Do note that SparkPost recommends using DNS verification for your domains.
Step 5: Handling Errors and Failures
Now that you have a fully working integration with SparkPost, it is important to know how to debug things in case anything goes wrong. There are two places to look for important clues: Auth0 logs and the SparkPost reports. Normally, Auth0 logs would only show failures in case the API key is invalid or SparkPost is down, for all other issues you should check SparkPost's reports.
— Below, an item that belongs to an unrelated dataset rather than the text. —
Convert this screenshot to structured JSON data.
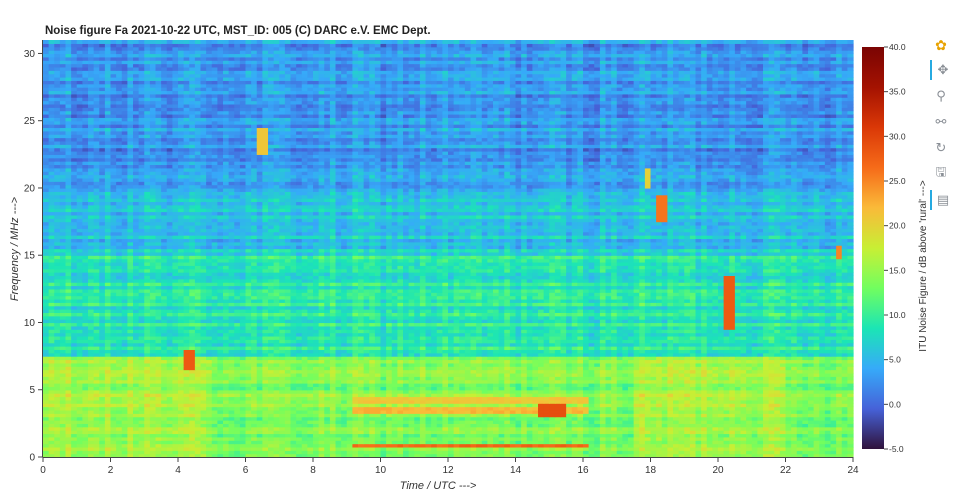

To reach SparkPost's reports, go to SparkPost's dashboard and then click on
REPORTS on the side panel. Inside the reports section, the
MESSAGE EVENTS section is the most important. You will find detailed descriptions of what is going on with each message in this section.
Before getting worked up if things don't work, do remember two important limitations from SparkPost's service: the sandbox domain (sparkpostbox.com) hard limit of five test e-mails, and strict matching of validated custom domains.
Using custom e-mails providers with Auth0 is very important for a production environment. Although Auth0's built-in service is a great test tool, it cannot match dedicated services like SparkPost. If you want great customization options, rate-limiting that suits your use case, custom send addresses and no limits with regards to bounced e-mails count, you must adopt a dedicated e-mail provider. Fortunately, integration with services like SparkPost, as we have seen in this post, is a breeze. And even then, if you don't find any of the alternatives fitting to your use case, you can still fall back to a custom SMTP solution. Flexibility is part of Auth0's architecture.